3.1 Two parallel independent trunks extract features from RGB and Depth modality inputs, respectively, and the semantic decoder takes the fusion features of each fusion module as input to generate a final segmentation result.

3.2 RGB and Depth are respectively obtained into 4 layers of RGB features and Depth features through two parallel Encoder trunks by four sequential transform blocks, which are respectively named as And

3.3 Generally, existing depth sensors have difficulty measuring the depth of highly reflective or light absorbing surfaces because the measurement of the depth sensor may be affected by the physical environment. Conventional depth sensors, such as Kinect, return only a null value when depth cannot be measured accurately.
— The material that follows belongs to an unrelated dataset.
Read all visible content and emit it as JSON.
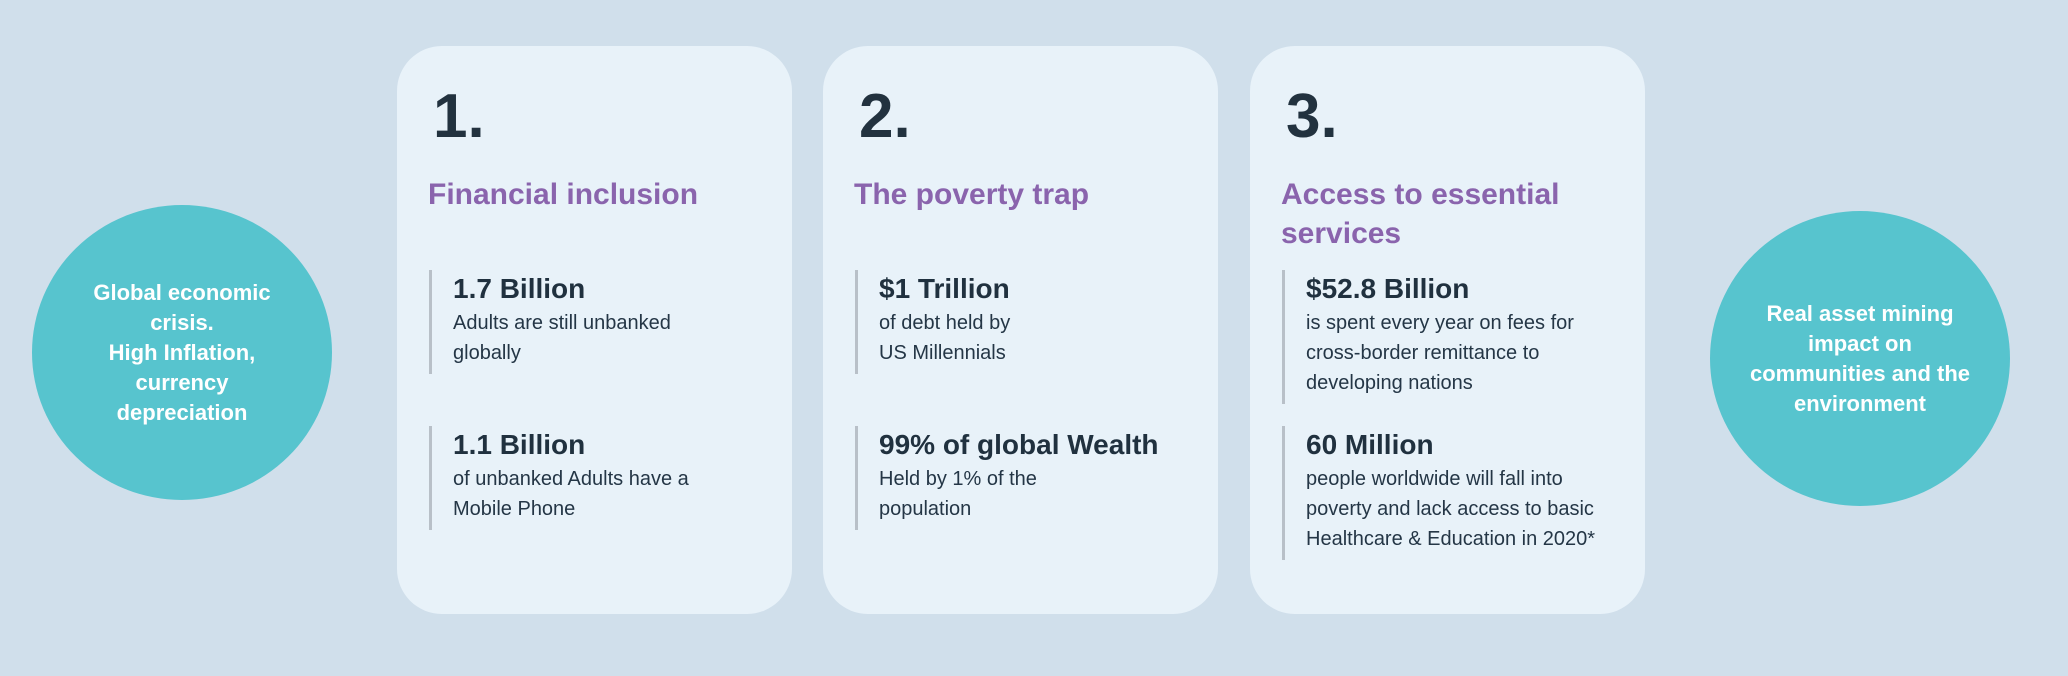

In these cases, we represent its uncertainty map as a binary map U.epsilon. {0,1} ^H×W Where 0 indicates that there is no sensor reading at that location and 1 indicates a valid sensor reading. For the Depth image measured by the sensor, the Depth uncertainty problem is solved by utilizing bilateral filtering.
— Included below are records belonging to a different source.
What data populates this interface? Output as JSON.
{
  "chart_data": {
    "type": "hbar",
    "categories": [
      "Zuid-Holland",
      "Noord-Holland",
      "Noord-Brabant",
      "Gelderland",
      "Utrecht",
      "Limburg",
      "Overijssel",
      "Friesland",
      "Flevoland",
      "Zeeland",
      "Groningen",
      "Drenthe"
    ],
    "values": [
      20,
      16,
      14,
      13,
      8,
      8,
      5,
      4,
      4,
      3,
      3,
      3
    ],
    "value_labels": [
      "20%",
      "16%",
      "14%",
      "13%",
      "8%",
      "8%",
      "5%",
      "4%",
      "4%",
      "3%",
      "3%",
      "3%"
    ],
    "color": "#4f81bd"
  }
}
4. The method for RGB-D semantic segmentation based on a trans-former cross-mode fusion network according to claim 3, wherein the method is characterized in that the output of each encoder block is fused by using the cross-mode residual fusion module provided by the invention, and the features of the RGB encoder and the depth encoder are combined into a single fusion feature. The fusion module takes input from the RGB branches and the depth branches and returns updated features to the corresponding encoder of the next block to enhance the complementarity of features between the two different modalities.

4.1 First, the present invention contemplates a Cross-modality survivor fusion module (Cross-Model Residual Feature Fusion Module, CRFFM) that first selects features from one modality that are complementary to another modality, and then performs feature fusion between the modalities and levels.

4.1.1 First, in the first stage of the fusion module, the invention inputs RGB image features and depth image features, respectively, to an improved coordinate attention module (Coordinate attention, CAM) for enhanced feature representation capabilities. And then, the RGB features and the depth features pass through a symmetrical feature selection stage, complementary information of different modes is selected for residual linking, and the features after residual linking are used as the output of a decoder of the next stage and the input of a fusion stage.

4.1.2 The RGB features and depth features after the residual connection of the results are respectively passed through Conv _3×3 Convolution is performing cross element-wise multiplication and summationMaximizing operation and connecting the features generated by the maximizing operation and the maximizing operation, and then passing through a Conv _3×3 Convolution performs the output of the fusion feature.

5. The RGB-D semantic segmentation method of a trans-former-based cross-modal fusion network of claim 4, wherein the semantic decoder takes fusion features of each fusion module as input to generate a final segmentation result.

6. The RGB-D semantic segmentation method of a trans-former-based cross-modal fusion network according to claim 5, wherein the semantic segmentation map P predicted by the method is characterized in that _pre Semantic segmentation truth diagram P with artificial annotation _GT And comparing to calculate a loss function, gradually updating the parameter weight of the model provided by the invention through a back propagation algorithm, and finally determining the structure and weight parameters of the RGB-D semantic segmentation algorithm.

7. The RGB-D semantic segmentation method of the trans-former-based cross-modal fusion network of claim 6, wherein the RGB-D images on the test set are tested to generate a semantic segmentation map, and the semantic segmentation map is evaluated by using pixelacc.